I am thinking already about the planned exhibition at The Willoughby Trust Gallery in 2021.

I have just found this tiny pot which I made in about 1976 as a student. Probably the best thing I created at that time as it holds much of what still concerns me in current drawing projects. The Square, The Circle and a playful response to the world I live in.

What I like most of all is its ‘pot-ness’ whilst at the same time its ‘bird-ness’.  I remember that I had seen an image of some ancient clay toys, which inspired the painting scheme. Hand-built porcelain at just 6 c.m tall, with brushwork in iron oxide.                                            This bird with four legs still makes me chuckle.

My current work still has the same archeological connections as I continue to ponder on the ancient impulse to ‘make’.        I am still obsessing with geometry in conjunction with natural forms.             My choice of materials is still governed by a perception of ancestral  connections.  Clay, minerals, charcoal. The sense of touch is still as important in 2D work.

Catching up with the Drawings after a couple of weeks of inertia and poor health.

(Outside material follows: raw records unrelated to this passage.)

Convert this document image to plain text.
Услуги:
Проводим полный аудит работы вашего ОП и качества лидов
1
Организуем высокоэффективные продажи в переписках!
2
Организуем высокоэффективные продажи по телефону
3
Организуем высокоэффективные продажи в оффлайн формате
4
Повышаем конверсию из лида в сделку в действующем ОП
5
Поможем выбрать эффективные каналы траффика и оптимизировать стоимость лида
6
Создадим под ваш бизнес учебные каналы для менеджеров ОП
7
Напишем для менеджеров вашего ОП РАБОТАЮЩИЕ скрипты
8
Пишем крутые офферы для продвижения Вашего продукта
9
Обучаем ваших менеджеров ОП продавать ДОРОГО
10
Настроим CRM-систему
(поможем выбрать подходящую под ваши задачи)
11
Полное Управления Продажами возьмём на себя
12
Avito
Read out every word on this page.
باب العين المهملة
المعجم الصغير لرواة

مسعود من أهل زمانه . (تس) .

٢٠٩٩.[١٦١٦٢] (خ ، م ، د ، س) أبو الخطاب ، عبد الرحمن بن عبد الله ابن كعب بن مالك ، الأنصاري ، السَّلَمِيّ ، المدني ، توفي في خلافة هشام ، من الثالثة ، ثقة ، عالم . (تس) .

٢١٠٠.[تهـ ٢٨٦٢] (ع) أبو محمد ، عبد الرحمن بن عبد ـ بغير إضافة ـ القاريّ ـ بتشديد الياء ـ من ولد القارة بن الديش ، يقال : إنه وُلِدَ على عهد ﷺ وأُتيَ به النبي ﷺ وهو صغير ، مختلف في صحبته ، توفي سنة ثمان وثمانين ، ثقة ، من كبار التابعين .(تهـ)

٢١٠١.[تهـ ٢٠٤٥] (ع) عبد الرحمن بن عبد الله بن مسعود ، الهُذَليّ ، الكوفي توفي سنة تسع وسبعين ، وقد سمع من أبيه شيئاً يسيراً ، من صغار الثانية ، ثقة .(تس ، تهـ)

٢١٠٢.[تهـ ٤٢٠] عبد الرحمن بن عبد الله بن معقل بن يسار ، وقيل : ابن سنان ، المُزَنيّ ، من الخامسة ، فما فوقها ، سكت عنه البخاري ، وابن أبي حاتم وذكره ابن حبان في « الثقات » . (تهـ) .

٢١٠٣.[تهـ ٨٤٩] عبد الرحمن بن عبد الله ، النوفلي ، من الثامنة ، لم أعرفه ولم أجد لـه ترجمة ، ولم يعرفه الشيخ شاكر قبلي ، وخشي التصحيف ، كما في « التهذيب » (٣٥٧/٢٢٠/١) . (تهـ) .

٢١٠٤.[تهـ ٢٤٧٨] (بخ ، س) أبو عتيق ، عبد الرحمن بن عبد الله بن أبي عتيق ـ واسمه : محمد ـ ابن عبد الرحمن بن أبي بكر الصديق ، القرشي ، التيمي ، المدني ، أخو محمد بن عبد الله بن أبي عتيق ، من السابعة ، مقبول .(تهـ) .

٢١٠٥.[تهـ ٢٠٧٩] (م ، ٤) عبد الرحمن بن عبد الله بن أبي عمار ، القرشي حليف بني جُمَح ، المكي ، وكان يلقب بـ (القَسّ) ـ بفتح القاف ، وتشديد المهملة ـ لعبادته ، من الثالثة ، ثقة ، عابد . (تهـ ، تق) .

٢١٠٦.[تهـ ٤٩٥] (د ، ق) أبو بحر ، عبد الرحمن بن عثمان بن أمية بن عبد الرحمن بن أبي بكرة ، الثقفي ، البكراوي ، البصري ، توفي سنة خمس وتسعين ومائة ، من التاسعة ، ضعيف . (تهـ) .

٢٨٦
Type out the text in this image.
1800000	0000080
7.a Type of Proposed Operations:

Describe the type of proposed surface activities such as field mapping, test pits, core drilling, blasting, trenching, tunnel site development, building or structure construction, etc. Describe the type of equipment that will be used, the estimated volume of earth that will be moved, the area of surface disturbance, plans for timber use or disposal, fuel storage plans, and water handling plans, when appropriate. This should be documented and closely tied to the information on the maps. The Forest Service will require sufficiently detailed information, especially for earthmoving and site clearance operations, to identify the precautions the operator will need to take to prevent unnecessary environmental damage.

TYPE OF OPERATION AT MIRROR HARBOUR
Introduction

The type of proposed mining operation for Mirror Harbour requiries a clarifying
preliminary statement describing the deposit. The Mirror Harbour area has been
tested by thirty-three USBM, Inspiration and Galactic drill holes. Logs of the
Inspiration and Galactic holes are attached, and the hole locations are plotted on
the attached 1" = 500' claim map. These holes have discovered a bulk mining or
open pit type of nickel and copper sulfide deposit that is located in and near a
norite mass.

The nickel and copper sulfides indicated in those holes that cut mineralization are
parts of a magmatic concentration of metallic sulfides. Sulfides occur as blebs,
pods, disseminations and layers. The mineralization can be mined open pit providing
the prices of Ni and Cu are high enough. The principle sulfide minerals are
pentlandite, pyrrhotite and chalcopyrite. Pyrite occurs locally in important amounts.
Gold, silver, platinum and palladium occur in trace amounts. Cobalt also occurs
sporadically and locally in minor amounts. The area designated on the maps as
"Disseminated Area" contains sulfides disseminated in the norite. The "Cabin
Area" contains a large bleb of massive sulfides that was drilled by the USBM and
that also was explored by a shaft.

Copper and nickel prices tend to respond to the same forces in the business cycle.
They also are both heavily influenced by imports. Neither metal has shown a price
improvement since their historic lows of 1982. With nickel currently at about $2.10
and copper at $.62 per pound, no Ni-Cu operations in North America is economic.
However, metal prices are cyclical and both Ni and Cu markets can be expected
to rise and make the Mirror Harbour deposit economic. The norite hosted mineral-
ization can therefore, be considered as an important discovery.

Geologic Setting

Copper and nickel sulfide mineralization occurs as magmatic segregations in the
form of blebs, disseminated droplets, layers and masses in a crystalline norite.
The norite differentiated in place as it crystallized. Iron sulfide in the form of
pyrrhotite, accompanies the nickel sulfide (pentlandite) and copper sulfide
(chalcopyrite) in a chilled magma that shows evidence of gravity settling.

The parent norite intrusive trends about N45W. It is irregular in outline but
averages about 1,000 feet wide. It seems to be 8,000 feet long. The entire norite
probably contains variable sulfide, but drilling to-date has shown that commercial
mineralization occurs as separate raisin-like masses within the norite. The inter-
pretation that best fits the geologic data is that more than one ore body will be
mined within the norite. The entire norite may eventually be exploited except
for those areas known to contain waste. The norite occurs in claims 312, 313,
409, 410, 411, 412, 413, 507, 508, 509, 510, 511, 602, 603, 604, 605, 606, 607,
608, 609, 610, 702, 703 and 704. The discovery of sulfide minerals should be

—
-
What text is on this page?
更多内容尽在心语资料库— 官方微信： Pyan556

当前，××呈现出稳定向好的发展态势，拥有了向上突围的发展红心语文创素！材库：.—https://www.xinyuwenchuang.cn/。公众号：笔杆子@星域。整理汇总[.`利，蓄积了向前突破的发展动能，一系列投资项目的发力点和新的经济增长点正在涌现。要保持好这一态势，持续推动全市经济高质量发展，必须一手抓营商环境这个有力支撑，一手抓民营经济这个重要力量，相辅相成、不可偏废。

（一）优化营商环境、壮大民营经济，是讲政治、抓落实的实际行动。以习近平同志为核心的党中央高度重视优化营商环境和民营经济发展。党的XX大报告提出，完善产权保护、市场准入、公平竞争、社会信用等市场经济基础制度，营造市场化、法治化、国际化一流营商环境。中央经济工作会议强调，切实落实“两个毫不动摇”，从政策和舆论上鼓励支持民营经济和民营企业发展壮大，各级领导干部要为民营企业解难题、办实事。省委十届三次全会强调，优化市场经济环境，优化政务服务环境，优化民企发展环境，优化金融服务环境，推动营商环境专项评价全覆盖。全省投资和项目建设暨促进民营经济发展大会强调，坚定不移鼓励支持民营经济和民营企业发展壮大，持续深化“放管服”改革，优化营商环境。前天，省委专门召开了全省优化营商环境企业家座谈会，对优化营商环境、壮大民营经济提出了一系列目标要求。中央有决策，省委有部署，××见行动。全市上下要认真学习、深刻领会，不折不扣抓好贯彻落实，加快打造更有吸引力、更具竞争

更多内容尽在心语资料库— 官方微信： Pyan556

Good to be back in the studio. Although I did very little, what was done was significant   and made for progress. I have used direct mark making, random accidents and finding something which I find awkward, giving both discomfiture and disruption of habits.

 

Last week I went to the Museum of Anthropology and Archeology in Cambridge.
I went specifically to see the Star Carr exhibition as they are the oldest mask like objects to have been found in the UK.
This has set me off on a new series of drawings.I wanted to share these with you as a part of my own thinking process.
I have been making drawings for the past year or so and spending several months on each series.  A series being one large work 150cm square plus a variable number of subsidiary images (A2).
The Star Carr masks  (and there are several of them, maybe 20?) are mesolithic objects made of Red Dear Skulls  which were adapted to be worn. Possibly on the top of a persons head. What I find most intriguing is that the antlers have been cut down to remove the points and then hollowed out. Literally an attempt to getting inside the animal. Many flint tools were found with them.
The first image is the start of a  new large drawing to which I shall be adding layers of images as they occur. Day one of  a process that  I expect to last for  several months.
The second image is the current source material  I am playing with right now. The third photo is of a memory of a shamanic ritual concerning fire and larch trees, a portal into another world. The first of who knows how many subsidiary drawings.

Looks like it takes me three months to reach an end point to these large drawings, can’t say finished but to arrive at a stage of partial satisfaction. IMG_2117This is now Vitruvian Man at 3 months.                                                                                  Smaller drawing continue to develop the theme.

Studio           IMG_2129

And Detail   IMG_2120

Once again  I am working on a large scale charcoal drawing (1.30 metre sq.) This time being a meditation on the influence upon my artistic life by maleness, Leonardo da Vinci, movement and touch. The ghosts of ancestral giants.

With a side dish of smaller drawings to complement the process.